A water flea's phenotypic plasticity and HDL-cholesterol in humans

This week marked the announcement of the completion of the genome sequence of the water flea Daphnia pulex. I remember peering through a microscope in my first biology classes amazed at the activity and diversity of structures of these creatures. Now, the 200-megabase genome has been deduced. One of the startling discoveries is the small D. pulex genome is packed full with more than 30000 genes, far exceeding the number in the human genome. Some 13000 genes were identified in the paper by Colbourne, et al. as paralogs - arising from gene duplication.

Here is part A of figure 1 from the paper illustrating major differences in gene numbers between D. pulex and other animal genomes.
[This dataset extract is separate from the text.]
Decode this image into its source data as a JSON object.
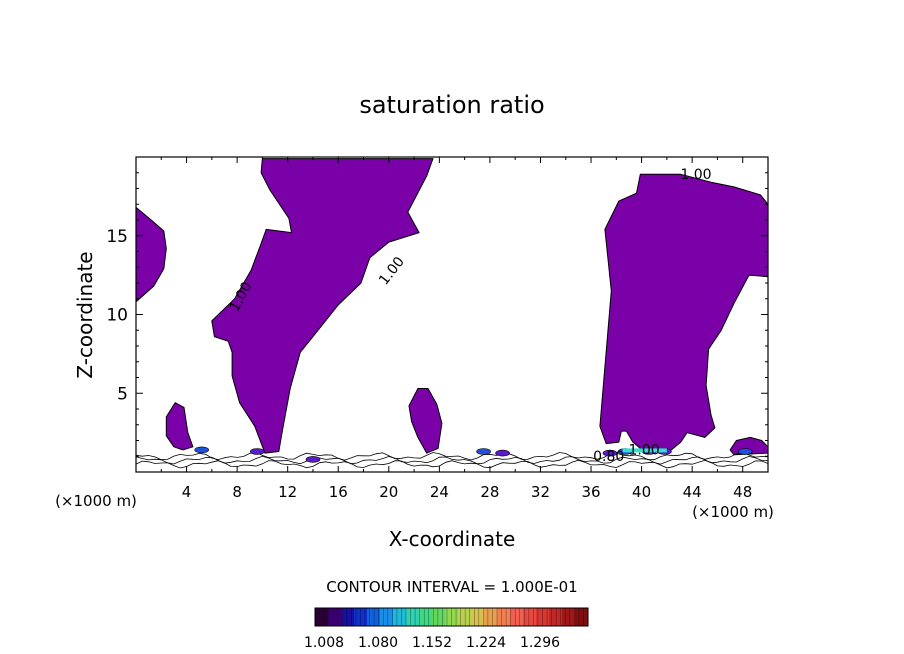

So, why all these paralogous genes? Well, the upshot here is one of likely gene duplication as a means to build an inventory of possibilities for a wide range of phenotypes. This scenario is spelled out rather nicely by Dieter Ebert in an accompanying overview. The water flea is remarkably able to sense its predators in a very precise manner and in turn activate any of a number of genes that direct expression of defense mechanisms. Some of these are structural features such as protective helmets, tail spines and neck teeth. Herein is the water flea's phenotypic plasticity - different environments induce expression of different subsets of the vast genome for the purpose of evading the predator. A gene for each bad guy swimming nearby.
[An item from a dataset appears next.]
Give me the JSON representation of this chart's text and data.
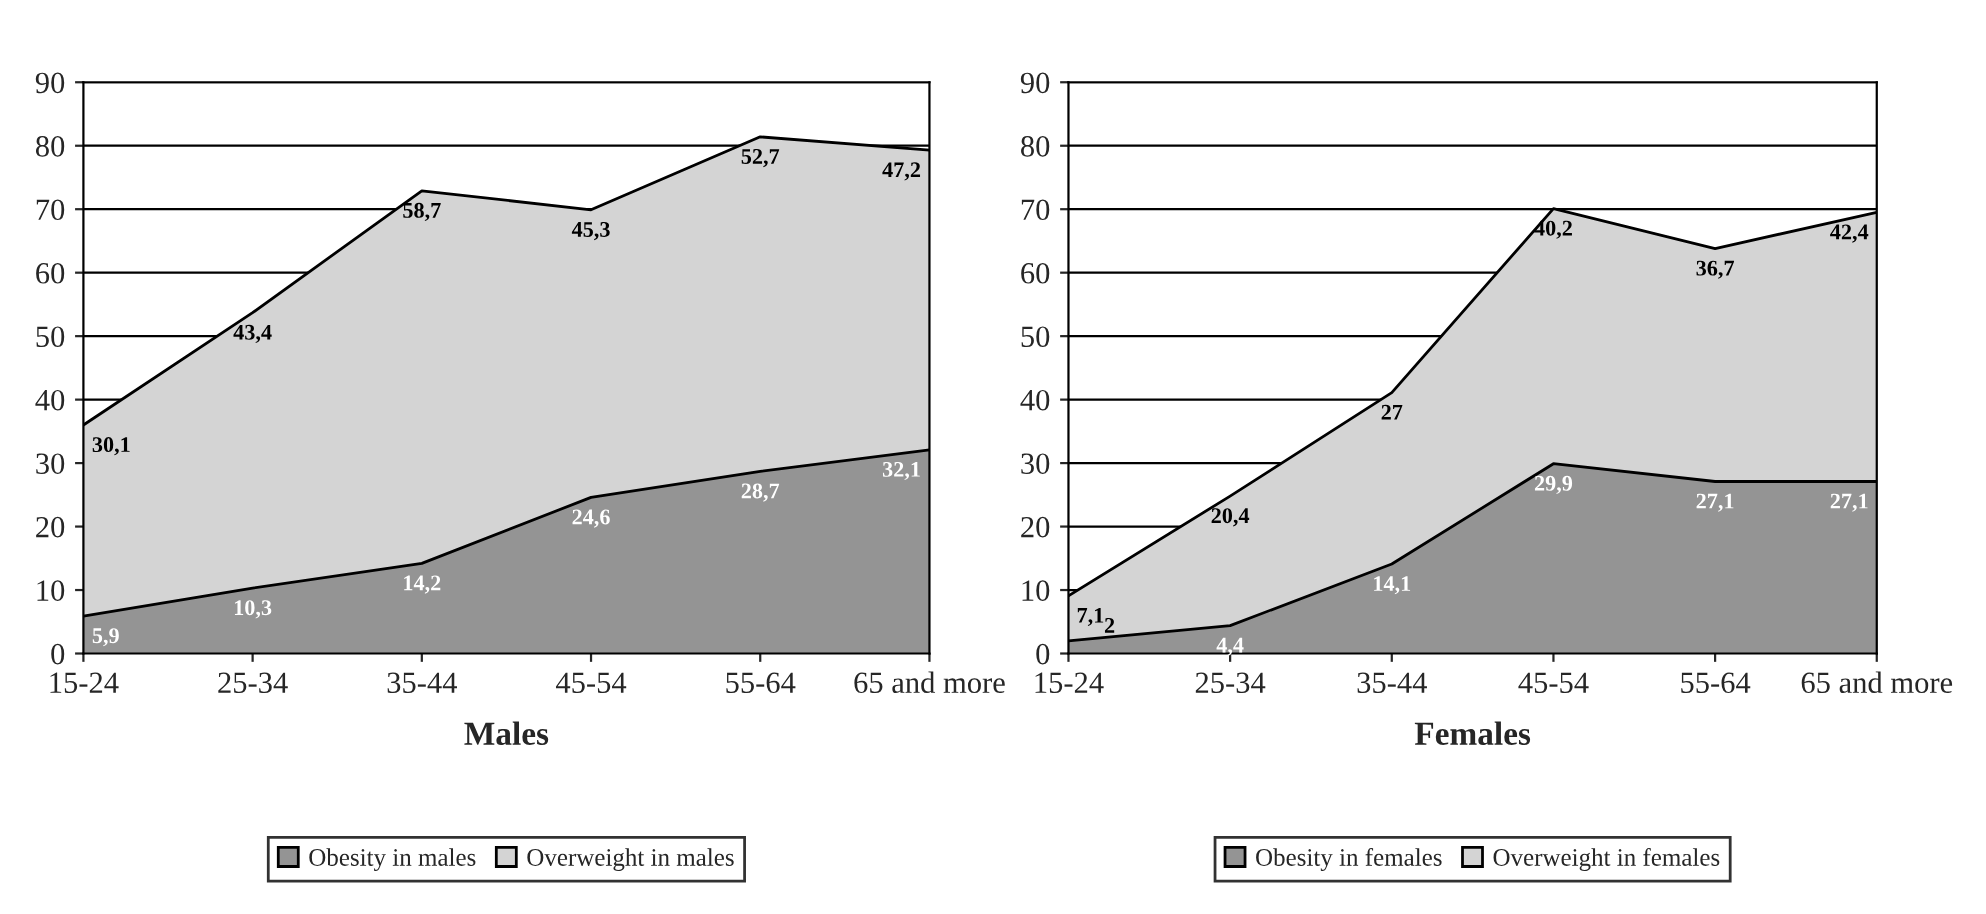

Now, let's consider humans and their environment. In particular, I'd like to offer the example of diet, for most this is high in fat and sugar, and the important blood lipid of HDL-cholesterol, so-called "good cholesterol." Regular readers of this blog know that our research expends a good deal of effort in describing gene-environment interactions (GxEs). This is a situation where one allele of a genetic variant like a SNP associates with disease risk only when a given environmental factor passes a certain threshold. We have compiled a series of these GxEs for phenotypes pertinent to metabolic syndrome - phenotypes such as body weight, BMI, blood lipids, blood pressure, glucose and insulin levels, as well as heart disease and type 2 diabetes risk. Those data are available here. If you mine those data, you'll notice that by far there are more GxEs reported in the literature for HDL-cholesterol than any other commonly measured phenotype.

Thus, it seems to me that the water flea has a lot of very similar genes, mostly in paralogous pairs to cope with slight changes in its environment. Humans do not. Eating a sub-optimal diet will likely drive HDL levels down (unhealthy). There are also age-related, natural declines in HDL. At the same time, there are a number of variants in our genomes that show an environmental sensitivity with respect to HDL - there are many ways to activate a program of increased risk (by lowering HDL levels). And similar cases can be presented for LDL, triglycerides, total cholesterol, blood pressure, waist circumference, body weight, etc. So, while it may take years of indulging in a sub-optimal diet before an adverse event such as diabetes of atherosclerosis is diagnosed, perhaps our (relatively) small number of genes, each with a collection of variants, that sets us up for sensitivity to what we put in our mouths. If we can't eat right, then perhaps more genes would be the answer to a better defense against a poor diet.